Mr. Griffith continued: "In the ABC-08 study of first-line patients with biliary tract cancer, Acelarin plus cisplatin achieved an ORR of 44% among the evaluable population. This compared favorably to the ORR of 26% achieved among evaluable patients treated with gemcitabine plus cisplatin in the ABC-02 study, which established this regimen as the global standard of care. Biliary tract cancer is a devastating disease and we believe Acelarin could represent a new option to help address the significant unmet need for more effective medicines."

About NuTide:121

NuTide:121 is a global, multi-center, 1:1 randomized Phase 3 study comparing Acelarin, a ProTide transformation of gemcitabine, in combination with cisplatin, to gemcitabine in combination with cisplatin in up to 828 patients with advanced biliary tract cancer who have not previously received treatment for advanced disease. The primary endpoints of NuTide:121 are Overall Survival (OS) and Objective Response Rate (ORR) and the FDA-approved protocol includes three interim analyses. Based on the statistical analysis plan, and subject to any further regulatory guidance, the Company believes that a statistically significant improvement in ORR at either of the first two interim analyses, accompanied by positive trends in other endpoints, has the potential to allow for an accelerated approval of a new drug application (NDA) for Acelarin in the United States. Under this scenario, the NuTide:121 study would continue and the Company believes it could use the data from subsequent analyses as the confirmatory data required to support full (regular) approval. There are currently no agents approved for the first-line treatment of patients with biliary tract cancer.

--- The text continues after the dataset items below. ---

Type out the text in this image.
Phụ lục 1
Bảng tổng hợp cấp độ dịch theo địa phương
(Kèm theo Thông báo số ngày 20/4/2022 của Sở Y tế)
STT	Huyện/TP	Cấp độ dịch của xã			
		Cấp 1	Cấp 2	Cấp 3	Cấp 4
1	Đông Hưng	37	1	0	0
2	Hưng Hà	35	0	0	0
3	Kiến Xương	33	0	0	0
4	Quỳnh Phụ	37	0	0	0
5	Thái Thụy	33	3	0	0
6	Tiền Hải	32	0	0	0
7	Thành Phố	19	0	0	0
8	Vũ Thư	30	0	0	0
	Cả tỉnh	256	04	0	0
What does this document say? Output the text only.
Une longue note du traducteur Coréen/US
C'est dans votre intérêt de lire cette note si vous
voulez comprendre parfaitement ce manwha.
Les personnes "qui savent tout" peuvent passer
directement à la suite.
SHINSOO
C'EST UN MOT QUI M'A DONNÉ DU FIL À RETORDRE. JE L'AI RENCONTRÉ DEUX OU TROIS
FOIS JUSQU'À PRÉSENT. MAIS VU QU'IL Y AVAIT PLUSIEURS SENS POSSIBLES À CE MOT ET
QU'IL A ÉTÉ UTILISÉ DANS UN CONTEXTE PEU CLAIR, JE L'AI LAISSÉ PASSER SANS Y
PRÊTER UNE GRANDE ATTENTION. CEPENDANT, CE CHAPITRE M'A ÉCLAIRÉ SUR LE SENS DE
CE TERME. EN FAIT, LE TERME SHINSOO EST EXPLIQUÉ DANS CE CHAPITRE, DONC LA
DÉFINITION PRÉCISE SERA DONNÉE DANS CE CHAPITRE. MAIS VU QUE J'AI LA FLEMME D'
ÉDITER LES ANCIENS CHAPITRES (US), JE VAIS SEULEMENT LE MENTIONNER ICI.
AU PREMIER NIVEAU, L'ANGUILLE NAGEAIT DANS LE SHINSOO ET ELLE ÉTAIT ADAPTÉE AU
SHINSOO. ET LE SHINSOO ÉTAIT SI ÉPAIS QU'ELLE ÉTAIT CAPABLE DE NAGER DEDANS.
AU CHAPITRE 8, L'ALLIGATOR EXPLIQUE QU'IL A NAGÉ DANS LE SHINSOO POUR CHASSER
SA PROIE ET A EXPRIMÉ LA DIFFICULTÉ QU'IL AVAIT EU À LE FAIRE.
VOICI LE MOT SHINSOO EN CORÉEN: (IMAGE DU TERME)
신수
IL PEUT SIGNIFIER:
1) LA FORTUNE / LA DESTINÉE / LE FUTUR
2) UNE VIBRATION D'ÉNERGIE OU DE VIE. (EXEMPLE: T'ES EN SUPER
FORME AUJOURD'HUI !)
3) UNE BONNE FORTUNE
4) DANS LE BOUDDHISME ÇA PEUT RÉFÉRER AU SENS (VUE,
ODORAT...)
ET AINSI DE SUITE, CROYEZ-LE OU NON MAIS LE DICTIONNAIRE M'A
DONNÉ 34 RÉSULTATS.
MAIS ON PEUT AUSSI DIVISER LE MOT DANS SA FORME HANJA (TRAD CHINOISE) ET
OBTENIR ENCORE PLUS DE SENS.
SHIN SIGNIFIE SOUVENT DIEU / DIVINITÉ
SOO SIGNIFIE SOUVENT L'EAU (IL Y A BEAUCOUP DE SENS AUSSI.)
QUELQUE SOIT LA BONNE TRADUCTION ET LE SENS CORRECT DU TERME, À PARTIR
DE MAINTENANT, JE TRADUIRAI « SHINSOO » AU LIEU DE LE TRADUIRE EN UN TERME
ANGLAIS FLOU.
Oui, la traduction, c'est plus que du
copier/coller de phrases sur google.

About Biliary Tract Cancer

Biliary tract cancer, including cholangiocarcinoma, gallbladder and ampullary carcinoma, are a group of cancers originating in the biliary tract. The biliary tract is comprised of the gallbladder and interconnecting ducts responsible for the transport of bile from the liver to the gallbladder and small intestine. Approximately 178,000 new cases of biliary tract cancer are diagnosed each year worldwide, with more than 16,000 of those diagnoses in the United States. There are currently no agents approved for the first-line treatment of patients with advanced biliary tract cancer; however, the worldwide standard of care in these patients is the combination of gemcitabine and cisplatin. Patients receiving this regimen have a median overall survival of 11.7 months.